Having announced that they will be upgrading their credit rating of Digicel, international credit ratings agencies, Fitch and Moody's have hinted that the revised rating might not be so favourable as expected.
This latest pending assessment comes as the Jamaican-based regional telecoms has struck a US$1.85 billion (€1.6 billion) deal to sell its Pacific unit to Australian telecommunications company Telstra Corporation Limited.
Fitch has indicated that the improved credit worthiness of Digicel will be limited as a result of its “aggressive” manoeuvres to restructure its debt pile twice in recent years.
It is also expected Digicel will look at the earliest opportunity to redeem what remains of a type of bond issued last year to certain creditors, as part of the debt restructuring — convertible into an almost half equity share in the company if they are not taken out by June 2023.
Some US$190 million of these bonds remain outstanding— equating to a potential 44 per cent stake after Digicel bought back some US$10 million of these notes late last year.
With US$250 million of the US$1.85 billion sale amount being subjected to Digicel meeting certain earnings targets in the coming years, it has been reported that Digicel plans to use most of the upfront proceeds to redeem its US$1.05 million of senior secured notes that would ordinarily fall due in 2024.
Most of Digicel's US$425-million senior unsecured notes are set to mature in 2025.
Digicel struck a deal with certain bondholders in early 2019, after months of hard negotiations to delay getting their money back, as it struggled under a then US$7 billion-plus debt mountain and declining earnings.
Last year, the regional telecoms company targeted bondholders again, negotiating a $1.6 billion debt write-down, which the company argued that creditors would fare worse if it went into liquidation.

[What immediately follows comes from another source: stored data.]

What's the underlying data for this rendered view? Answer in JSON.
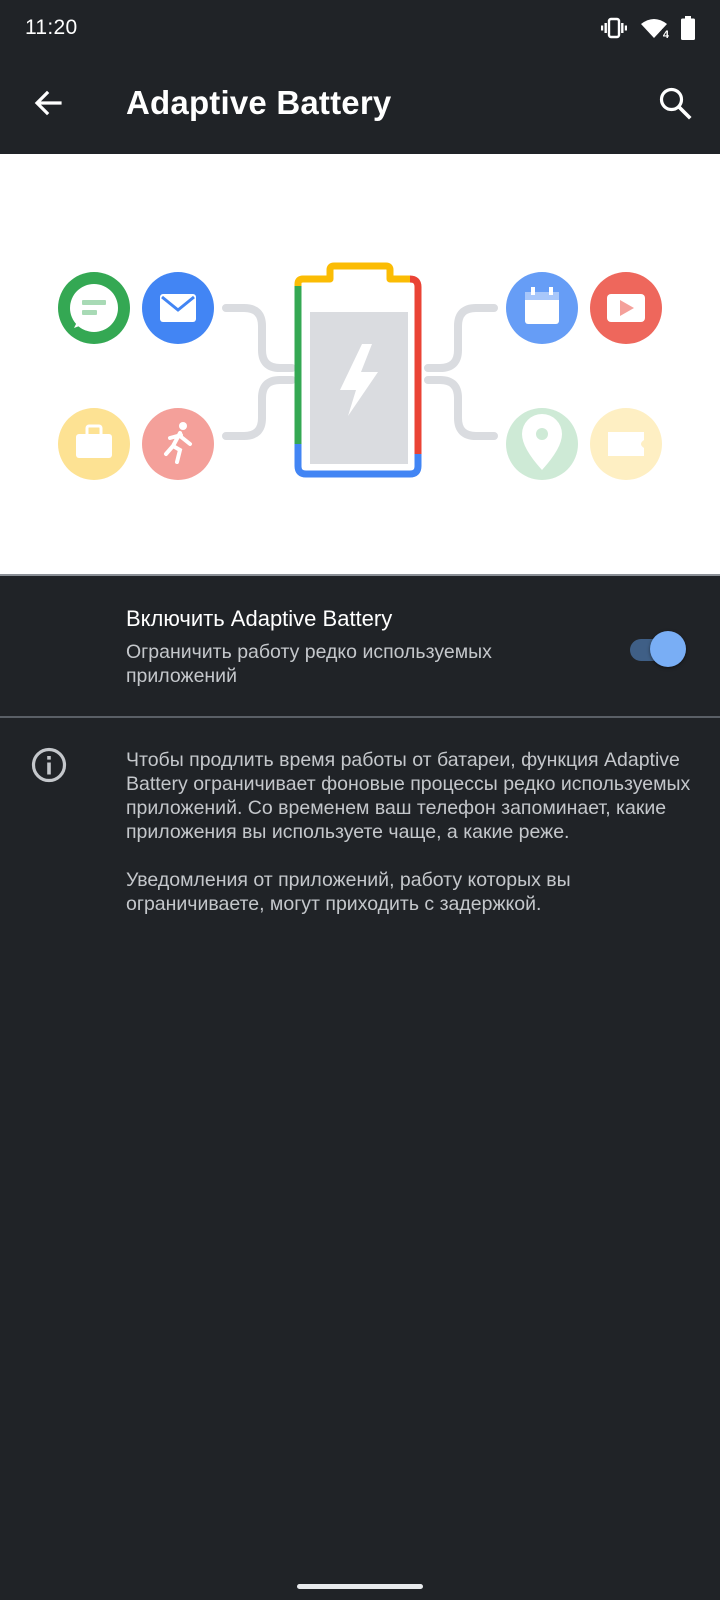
{
  "status_bar": {
    "time": "11:20",
    "icons": [
      "vibrate-icon",
      "wifi-icon",
      "battery-icon"
    ],
    "wifi_badge": "4"
  },
  "app_bar": {
    "title": "Adaptive Battery",
    "back_icon": "arrow-back-icon",
    "search_icon": "search-icon"
  },
  "illustration": {
    "left_icons": [
      "chat-icon",
      "mail-icon",
      "briefcase-icon",
      "run-icon"
    ],
    "right_icons": [
      "calendar-icon",
      "video-icon",
      "location-icon",
      "ticket-icon"
    ],
    "center_icon": "battery-bolt-icon"
  },
  "toggle": {
    "title": "Включить Adaptive Battery",
    "summary": "Ограничить работу редко используемых приложений",
    "checked": true,
    "accent_color": "#79aef5"
  },
  "info": {
    "icon": "info-icon",
    "paragraphs": [
      "Чтобы продлить время работы от батареи, функция Adaptive Battery ограничивает фоновые процессы редко используемых приложений. Со временем ваш телефон запоминает, какие приложения вы используете чаще, а какие реже.",
      "Уведомления от приложений, работу которых вы ограничиваете, могут приходить с задержкой."
    ]
  },
  "colors": {
    "background": "#202327",
    "green": "#34a853",
    "blue": "#4285f4",
    "yellow": "#fbbc04",
    "red": "#ea4335"
  }
}
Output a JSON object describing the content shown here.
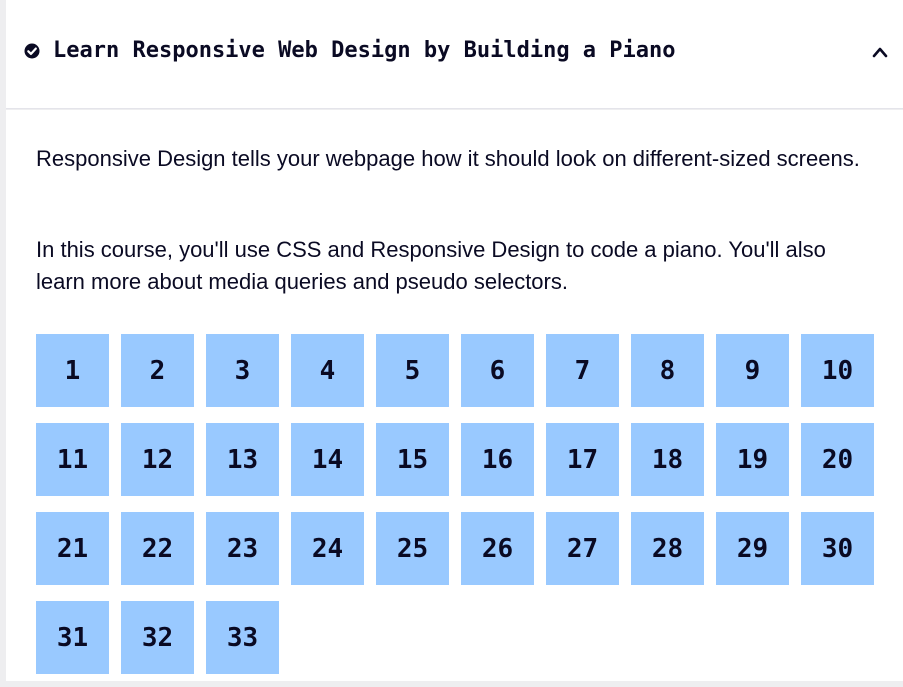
{
  "block": {
    "title": "Learn Responsive Web Design by Building a Piano",
    "status_icon": "check-circle-icon",
    "toggle_icon": "caret-up-icon",
    "description": [
      "Responsive Design tells your webpage how it should look on different-sized screens.",
      "In this course, you'll use CSS and Responsive Design to code a piano. You'll also learn more about media queries and pseudo selectors."
    ],
    "steps": [
      "1",
      "2",
      "3",
      "4",
      "5",
      "6",
      "7",
      "8",
      "9",
      "10",
      "11",
      "12",
      "13",
      "14",
      "15",
      "16",
      "17",
      "18",
      "19",
      "20",
      "21",
      "22",
      "23",
      "24",
      "25",
      "26",
      "27",
      "28",
      "29",
      "30",
      "31",
      "32",
      "33"
    ]
  },
  "colors": {
    "text": "#0a0a23",
    "step_bg": "#99c9ff",
    "page_bg": "#eeeef0"
  }
}
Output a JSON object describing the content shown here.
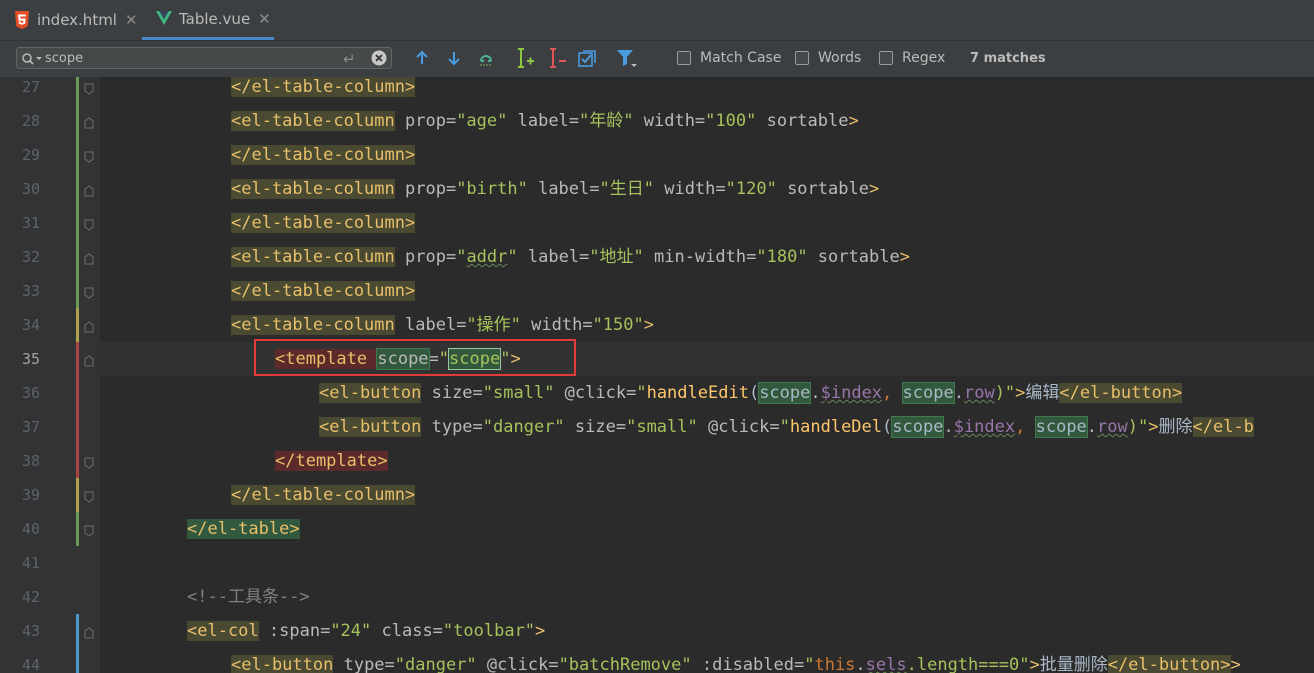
{
  "tabs": [
    {
      "label": "index.html",
      "icon": "html5-icon",
      "active": false
    },
    {
      "label": "Table.vue",
      "icon": "vue-icon",
      "active": true
    }
  ],
  "search": {
    "value": "scope",
    "match_count": "7 matches",
    "options": [
      {
        "label": "Match Case",
        "checked": false
      },
      {
        "label": "Words",
        "checked": false
      },
      {
        "label": "Regex",
        "checked": false
      }
    ]
  },
  "editor": {
    "current_line": "35",
    "lines": [
      {
        "n": "27"
      },
      {
        "n": "28"
      },
      {
        "n": "29"
      },
      {
        "n": "30"
      },
      {
        "n": "31"
      },
      {
        "n": "32"
      },
      {
        "n": "33"
      },
      {
        "n": "34"
      },
      {
        "n": "35"
      },
      {
        "n": "36"
      },
      {
        "n": "37"
      },
      {
        "n": "38"
      },
      {
        "n": "39"
      },
      {
        "n": "40"
      },
      {
        "n": "41"
      },
      {
        "n": "42"
      },
      {
        "n": "43"
      },
      {
        "n": "44"
      }
    ],
    "code": {
      "l27": {
        "close": "</el-table-column>"
      },
      "l28": {
        "open": "<el-table-column",
        "a1": " prop=",
        "v1": "\"age\"",
        "a2": " label=",
        "v2": "\"年龄\"",
        "a3": " width=",
        "v3": "\"100\"",
        "a4": " sortable",
        "end": ">"
      },
      "l29": {
        "close": "</el-table-column>"
      },
      "l30": {
        "open": "<el-table-column",
        "a1": " prop=",
        "v1": "\"birth\"",
        "a2": " label=",
        "v2": "\"生日\"",
        "a3": " width=",
        "v3": "\"120\"",
        "a4": " sortable",
        "end": ">"
      },
      "l31": {
        "close": "</el-table-column>"
      },
      "l32": {
        "open": "<el-table-column",
        "a1": " prop=",
        "v1q": "\"",
        "v1w": "addr",
        "v1e": "\"",
        "a2": " label=",
        "v2": "\"地址\"",
        "a3": " min-width=",
        "v3": "\"180\"",
        "a4": " sortable",
        "end": ">"
      },
      "l33": {
        "close": "</el-table-column>"
      },
      "l34": {
        "open": "<el-table-column",
        "a1": " label=",
        "v1": "\"操作\"",
        "a2": " width=",
        "v2": "\"150\"",
        "end": ">"
      },
      "l35": {
        "open": "<template ",
        "attr": "scope",
        "eq": "=",
        "q1": "\"",
        "val": "scope",
        "q2": "\"",
        "end": ">"
      },
      "l36": {
        "open": "<el-button",
        "a1": " size=",
        "v1": "\"small\"",
        "a2": " @click=",
        "q": "\"",
        "fn": "handleEdit",
        "p": "(",
        "s1": "scope",
        "d1": ".",
        "i1": "$index",
        "c": ", ",
        "s2": "scope",
        "d2": ".",
        "r": "row",
        "pe": ")\"",
        "gt": ">",
        "txt": "编辑",
        "close": "</el-button>",
        "end": ">"
      },
      "l37": {
        "open": "<el-button",
        "a1": " type=",
        "v1": "\"danger\"",
        "a2": " size=",
        "v2": "\"small\"",
        "a3": " @click=",
        "q": "\"",
        "fn": "handleDel",
        "p": "(",
        "s1": "scope",
        "d1": ".",
        "i1": "$index",
        "c": ", ",
        "s2": "scope",
        "d2": ".",
        "r": "row",
        "pe": ")\"",
        "gt": ">",
        "txt": "删除",
        "close": "</el-b"
      },
      "l38": {
        "close": "</template>"
      },
      "l39": {
        "close": "</el-table-column>"
      },
      "l40": {
        "close": "</el-table>"
      },
      "l42": {
        "comment": "<!--工具条-->"
      },
      "l43": {
        "open": "<el-col",
        "a1": " :span=",
        "v1": "\"24\"",
        "a2": " class=",
        "v2": "\"toolbar\"",
        "end": ">"
      },
      "l44": {
        "open": "<el-button",
        "a1": " type=",
        "v1": "\"danger\"",
        "a2": " @click=",
        "v2": "\"batchRemove\"",
        "a3": " :disabled=",
        "q": "\"",
        "kw": "this",
        "d": ".",
        "w": "sels",
        "rest": ".length===0\"",
        "gt": ">",
        "txt": "批量删除",
        "close": "</el-button>",
        "end": ">"
      }
    }
  },
  "colors": {
    "background": "#2b2b2b",
    "tag": "#e8bf6a",
    "string": "#a5c25c",
    "attribute": "#bababa",
    "comment": "#808080",
    "keyword": "#cc7832",
    "function": "#ffc66d",
    "match_highlight": "#32593d",
    "annotation_box": "#e23b3b"
  }
}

Given the foregoing, the Irish Times is reporting that Moody's has indicated that its review may lead to a “multi-notch upgrade” from its current Caa2 Digicel rating, which is seven levels below what is classified as investment grade. Fitch has signalled it may upgrade its Digicel rating from a similarly low “junk bond” level.
In the meantime, Fitch has warned that Digicel's “aggressive corporate governance” in pursuing debt restructuring deals in the past two years, “remains a constraint” on the upside for the ratings.
The ratings agency remarked that “The group has a concentrated ownership and control structure along with a complex group structure that weakens both Digicel's corporate governance and the group's consolidated credit profile.”
Analysts say it is unlikely that Digicel will return in the interim to paying its founder, Dennis O'Brien, dividends, which have been on hold since 2015, as the group grappled with its finances, according to industry observers.
Digicel hired investment bankers in Citigroup late last year to advise on a possible sale of the Pacific operations, spanning Papua New Guinea to Fiji, Samoa, Vanuatu Tonga and Nauru, after receiving approaches for the business.
After the sale, Digicel will be active in 25 markets across the Caribbean with leading mobile shares in most.